Walakin, dia tidak putus asa karena para kerabat turut menguatkan dirinya. Pada akhirnya, menurut Tri, dukungan dari orang-orang sekitar penting untuk menghilangkan stigma Covid-19. Perlu ada sikap empati kepada para pasien positif agar bisa cepat pulih meski dukungan itu tetap dilakukan dalam protokol jaga jarak fisik.
Empati
Sikap empati dapat dimulai dengan tidak menstigma para pasien Covid-19. Ketua Umum Pengurus Besar Ikatan Dokter Indonesia (IDI) Daeng M Faqih pernah menyebutkan, tidak perlu ada stigma bagi pasien Covid-19 karena penularan virus bukan berasal dari kontak fisik seperti virus HIV.
”Kasus Covid-19 bukanlah aib bagi pasien. Lagi pula, kasus ini bukan pula disebabkan oleh kontak fisik seperti virus HIV. Semakin pasien tidak terus terang dengan apa yang dirasakan, maka akan semakin sulit penanganan selanjutnya,” ungkap Daeng dalam kesempatan wawancara pada 16 Maret 2020.
Tri Maharani juga menekankan agar kerabat terdekat berupaya sebisa mungkin untuk tidak menyinggung perasaan pasien. Cara-cara yang dilakukan sebaiknya adalah membiarkan pasien bercerita. Para kerabat harus menjadi pendengar pasien yang baik.

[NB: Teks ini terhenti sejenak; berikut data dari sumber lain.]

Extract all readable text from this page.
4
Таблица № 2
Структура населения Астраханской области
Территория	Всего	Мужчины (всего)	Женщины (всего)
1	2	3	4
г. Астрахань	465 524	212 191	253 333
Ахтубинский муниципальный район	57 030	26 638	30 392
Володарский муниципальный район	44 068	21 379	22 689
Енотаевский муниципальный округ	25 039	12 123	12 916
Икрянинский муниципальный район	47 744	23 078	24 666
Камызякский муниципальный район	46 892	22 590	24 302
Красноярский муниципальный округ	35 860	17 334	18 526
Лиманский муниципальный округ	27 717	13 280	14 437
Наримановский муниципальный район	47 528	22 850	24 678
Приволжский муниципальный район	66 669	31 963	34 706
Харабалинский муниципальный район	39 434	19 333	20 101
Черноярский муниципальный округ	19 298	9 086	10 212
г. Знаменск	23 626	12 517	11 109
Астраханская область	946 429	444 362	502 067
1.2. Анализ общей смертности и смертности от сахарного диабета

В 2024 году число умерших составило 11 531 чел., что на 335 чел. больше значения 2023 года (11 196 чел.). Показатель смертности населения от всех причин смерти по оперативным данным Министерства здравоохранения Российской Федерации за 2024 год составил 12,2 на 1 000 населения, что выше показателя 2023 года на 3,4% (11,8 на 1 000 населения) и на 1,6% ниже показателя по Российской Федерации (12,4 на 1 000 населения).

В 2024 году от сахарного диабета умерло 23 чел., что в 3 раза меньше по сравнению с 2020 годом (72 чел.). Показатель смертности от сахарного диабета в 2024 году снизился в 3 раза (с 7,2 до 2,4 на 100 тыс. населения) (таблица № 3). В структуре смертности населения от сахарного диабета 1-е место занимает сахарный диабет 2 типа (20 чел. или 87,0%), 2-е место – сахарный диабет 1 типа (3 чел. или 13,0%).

”Kalau orang baru terdiagnosa Covid-19 beberapa hari, jangan menyinggung dengan pertanyaan, ’Kok kamu bisa kena?”. Biarkan saja sang pasien cerita sendiri. Kalau pasien enggak mau ngomong pun, ya, jangan dipaksa,” tuturnya.
Peneliti psikologi sosial dari Universitas Indonesia, Dicky Pelupessy, menjelaskan, stigma Covid-19 berkaitan dengan informasi yang selama ini diterima masyarakat. Stigma muncul saat terjadi bias terhadap suatu informasi sehingga muncul asosiasi atau anggapan tertentu yang salah di kalangan publik.
Pemahaman publik tadi bermasalah apabila disertai prasangka atau emosi negatif. Hal yang lebih menyakitkan adalah saat muncul diskriminasi, yakni pembedaan perlakuan di kalangan sesama warga.
Dicky menyarankan, komunitas warga sebaiknya memberi dukungan moral kepada para pasien Covid-19. Cara menarik dilakukan oleh sejumlah komunitas, seperti di Kampung Balirejo, Umbulharjo, Yogyakarta. Mereka menyambut warga yang sembuh dari Covid-19 dengan sukacita.
Di sana, ada saja tetangga yang membawakan makanan dan minuman di depan rumah pasien Covid-19. Para warga juga turut memberi dukungan dari telepon. ”Cara-cara seperti itu justru dapat menghapus stigma pasien dan tidak lagi menganggap Covid-19 sebagai aib,” ujar Dicky.
Pada akhirnya, dukungan terhadap pasien Covid-19 tidak hanya berhenti pada tatanan medis, tetapi juga sikap kepedulian dari kerabat dekat. Dengan hilangnya stigmatisasi Covid-19, warga tidak ragu dalam mengikuti pemeriksaan. Kondisi ini pun memudahkan deteksi dan penanganan Covid-19 ke depan.